Chimney Tops

There are various ways to top off your chimney. Of course, you may feel that your chimney looks just fine the way it is. But different sorts of tops can have different functions which you may find value. There are two basic devices that can be set on top of your chimney-chimney tops and chimney caps. Each has its use.

Chimney Tops

Chimney tops may seem purely decorative. And they certainly look nice. Not as popular in the United States, these tall, slender structures can be seen throughout Europe. They are simple or ornate clay cylinders that stand atop a regular brick chimney. They add a small decorative touch to the roof that can be surprisingly enjoyable, especially when all the roofs around have similar structures.

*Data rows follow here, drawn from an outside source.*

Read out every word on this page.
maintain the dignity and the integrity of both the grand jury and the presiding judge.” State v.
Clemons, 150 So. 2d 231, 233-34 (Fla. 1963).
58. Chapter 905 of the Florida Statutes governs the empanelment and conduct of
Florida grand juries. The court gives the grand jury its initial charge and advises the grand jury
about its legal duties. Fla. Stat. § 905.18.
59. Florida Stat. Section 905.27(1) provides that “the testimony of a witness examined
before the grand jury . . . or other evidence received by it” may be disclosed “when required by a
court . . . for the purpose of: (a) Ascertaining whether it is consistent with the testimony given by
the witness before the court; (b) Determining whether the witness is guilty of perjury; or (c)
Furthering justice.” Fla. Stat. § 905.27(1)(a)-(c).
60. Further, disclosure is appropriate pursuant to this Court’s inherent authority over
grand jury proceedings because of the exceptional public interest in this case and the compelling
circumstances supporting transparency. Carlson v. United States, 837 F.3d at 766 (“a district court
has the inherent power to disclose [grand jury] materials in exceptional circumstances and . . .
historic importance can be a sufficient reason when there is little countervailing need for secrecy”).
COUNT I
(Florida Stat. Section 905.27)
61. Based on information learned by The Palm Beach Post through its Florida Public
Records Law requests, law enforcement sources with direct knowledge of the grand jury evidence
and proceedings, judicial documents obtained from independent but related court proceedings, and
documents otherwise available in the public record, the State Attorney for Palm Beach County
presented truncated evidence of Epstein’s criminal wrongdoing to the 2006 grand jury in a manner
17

But a chimney top isn't just for decoration. The purpose of these devices is to extend the length of the chimney slightly, thus increasing the draft. This can help ensure that even on cold days, the smoke flows up and out rather than down and into your home.

Whether you need to improve that draft or not, you may like the idea of having a chimney top on your home. You can find them in simple rounded or squarish designs as well as more complicated shapes with figures of animals and people in relief around their perimeters. You're sure to find something that matches your tastes and the architecture of your home.

You may want to find a chimney top that can be fitted with a cap in order to get the benefits listed below and have the best of both worlds.

Chimney Caps

Chimney caps are a necessity for metal chimneys and a good idea for any chimney. A metal chimney is just the right size to accommodate a bird's nest. Whether you love birds or hate them, you don't want one building a nest in your chimney. If trees overhang your roof, leaves and branches can get lodged in your chimney, creating an obstruction. And whenever it rains or snows, your chimney can become a conduit for water that can cause rust, wood rot, and other structural problems.

A simple chimney cap can take care of all those problems while still allowing your fireplace to draft properly. In fact, you can find a "draft increasing" or vacuum chimney cap which will help to create a stronger updraft than your chimney would on its own. If you decide on one of these sorts of caps, avoid the mechanical ones that use wind vanes or spinning turbines. The creosote from your fire can gum up the works and make these caps more trouble than they're worth.

You can also get a chimney cap with a damper mechanism. This is useful as a second line of defense (or third if you count the glass doors) to keep your home airtight. You don't want heat escaping your home when the chimney isn't in use. However, you will have to remember to open that damper before you start your first fire of the season.